Em manifestações anteriores, tanto o MP quanto a PGE (Procuradoria-Geral de Mato Grosso do Sul) entenderam que a alíquota havia sido cobrada a menor.
CNJ - Ao CNJ, Delgado fez uma reclamação disciplinar alegando que tanto os desembargadores já citados quanto o juiz substituto de primeiro grau, Adonis Mourão "por prática de atos ilegais ou abusivos praticados pelos requeridos nos autos" e que houve "inexatidão da base de cálculo perpetrado pelo citado juiz de direito, nos autos do mandado de segurança, cujo objeto perquiria o exame da exatidão do recolhimento do ITBI".

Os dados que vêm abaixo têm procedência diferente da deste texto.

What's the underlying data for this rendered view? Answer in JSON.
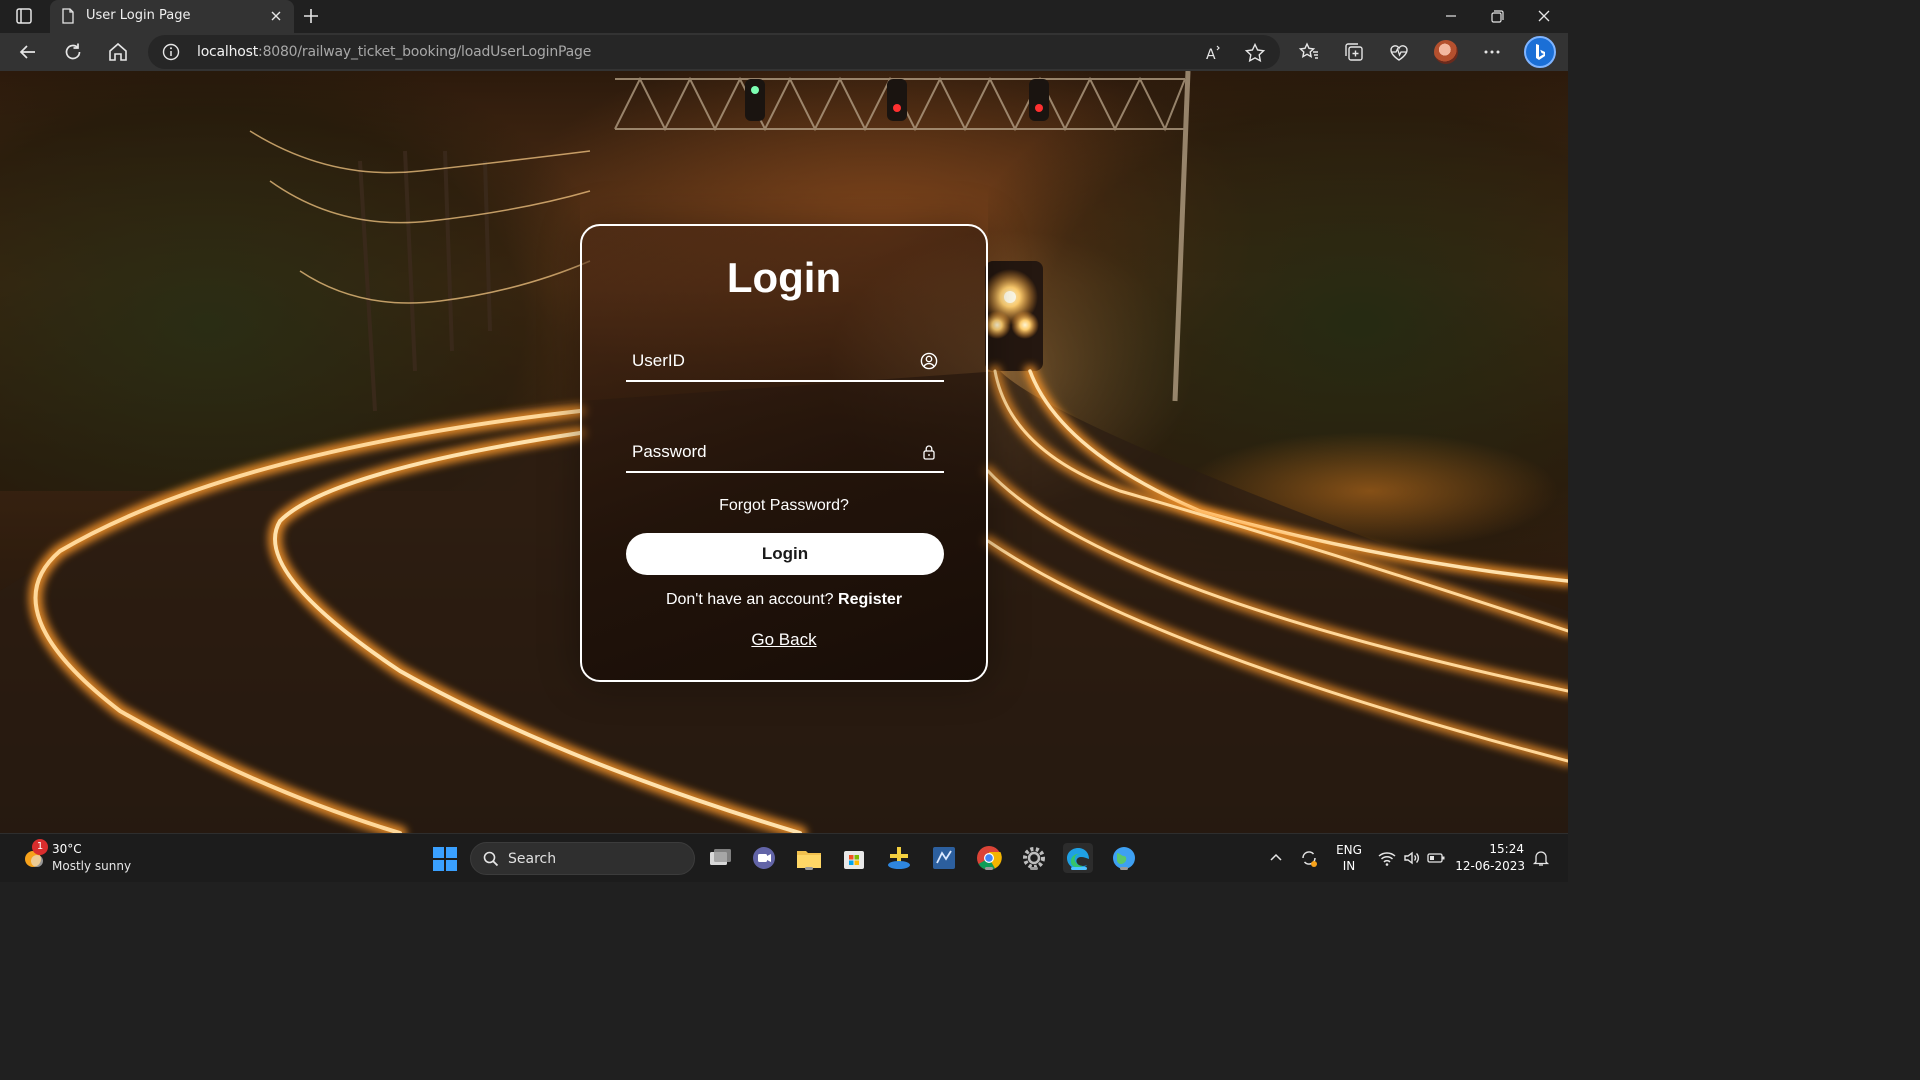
{
  "browser": {
    "tab": {
      "title": "User Login Page",
      "favicon": "page-icon"
    },
    "url": {
      "host": "localhost",
      "rest": ":8080/railway_ticket_booking/loadUserLoginPage"
    },
    "toolbar_icons": [
      "back-icon",
      "refresh-icon",
      "home-icon",
      "site-info-icon",
      "read-aloud-icon",
      "favorite-star-icon",
      "favorites-icon",
      "collections-icon",
      "browser-essentials-icon",
      "profile-avatar",
      "more-icon",
      "bing-copilot-icon"
    ],
    "window_controls": [
      "minimize-icon",
      "restore-icon",
      "close-icon"
    ]
  },
  "login": {
    "title": "Login",
    "userid_placeholder": "UserID",
    "password_placeholder": "Password",
    "forgot": "Forgot Password?",
    "button": "Login",
    "no_account": "Don't have an account?",
    "register": "Register",
    "go_back": "Go Back"
  },
  "taskbar": {
    "weather": {
      "temp": "30°C",
      "desc": "Mostly sunny",
      "badge": "1"
    },
    "search_placeholder": "Search",
    "apps": [
      "task-view-icon",
      "teams-chat-icon",
      "file-explorer-icon",
      "microsoft-store-icon",
      "game-app-icon",
      "code-editor-icon",
      "chrome-icon",
      "settings-icon",
      "edge-icon",
      "maps-app-icon"
    ],
    "tray": {
      "lang_top": "ENG",
      "lang_bottom": "IN",
      "time": "15:24",
      "date": "12-06-2023"
    }
  },
  "colors": {
    "accent": "#4cc2ff",
    "card_border": "#ffffff",
    "button_bg": "#ffffff",
    "rail_glow": "#ffb347"
  }
}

Segundo ela, “tanto o Juiz Corregedor da Serventia Extrajudicial, quanto os Desembargadores atuaram em desconformidade com o código tributário do município, bem como de acordo com a jurisprudência do Superior Tribunal de Justiça, ao apreciar a composição da base de cálculo do ITBI de imóvel lavrado na referida serventia”.
Afirma que houve inexatidão da base de cálculo pelo juiz de primeira instância, que “possui direito de ter o seu processo julgado por magistrado imparcial e que [os reclamados] agiram com fim de beneficiar a advogada impetrante Iolanda Michelsen Pereira, quando do trâmite se observa que ocorreu segundo os interesses da impetrante, ora (sic) acelerado”.

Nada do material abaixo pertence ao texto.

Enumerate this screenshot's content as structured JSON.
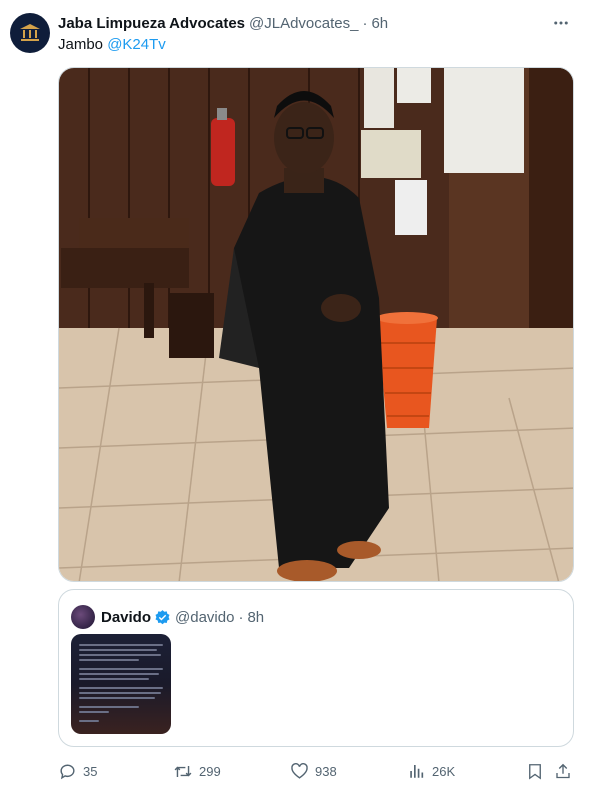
{
  "tweet": {
    "display_name": "Jaba Limpueza Advocates",
    "handle": "@JLAdvocates_",
    "separator": "·",
    "time": "6h",
    "text_prefix": "Jambo ",
    "mention": "@K24Tv"
  },
  "quote": {
    "display_name": "Davido",
    "handle": "@davido",
    "separator": "·",
    "time": "8h"
  },
  "actions": {
    "replies": "35",
    "retweets": "299",
    "likes": "938",
    "views": "26K"
  },
  "icons": [
    "more-icon",
    "reply-icon",
    "retweet-icon",
    "like-icon",
    "views-icon",
    "bookmark-icon",
    "share-icon",
    "verified-icon"
  ],
  "colors": {
    "accent": "#1d9bf0",
    "muted": "#536471",
    "border": "#cfd9de"
  }
}
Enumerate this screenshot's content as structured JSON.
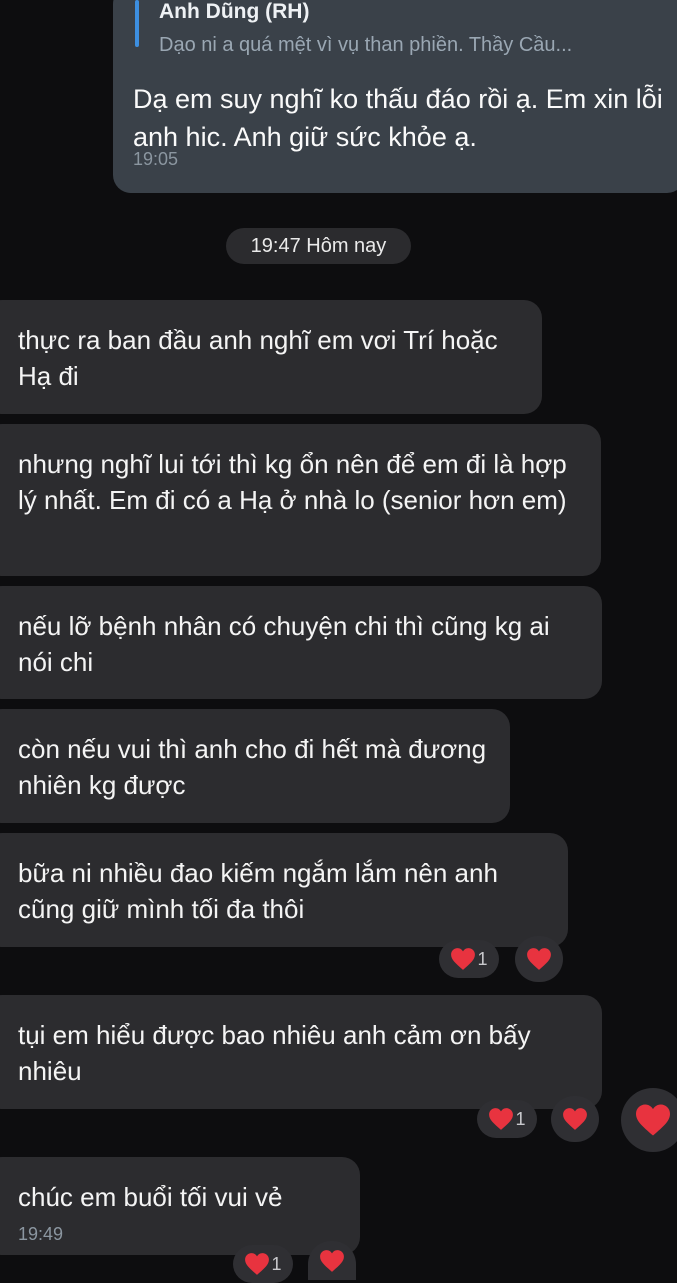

Por fim, pede ao CNJ medida liminar que não a obrigue a fazer o registro do contrato sem o devido recolhimento do imposto sobre a edificação e que o conselho “apure os fatos acima narrados, diante das supostas decisões teratológicas, instaurando-se o competente processo legal administrativo para aplicação da sanção disciplinar cabível e prevista em lei para a espécie”.
O pedido foi negado pelo ministro Mauro Campbell Marques, corregedor nacional de Justiça. Para ele, "mesmo invocações de erro de julgamento ou erro de procedimento não se prestam a desencadear a atividade correcional, salvo exceções pontualíssimas das quais se verifique de imediato, infringência aos deveres funcionais pela própria teratologia da decisão judicial ou pelo contexto em que proferida esta, o que também não se verifica na espécie".
A reportagem entrou em contato com Perla através de sua advogada e no Cartório de Imóveis de Iguatemi, mas ela não foi encontrada.
Matéria alterada às 14h54 para acréscimo e correção de informações.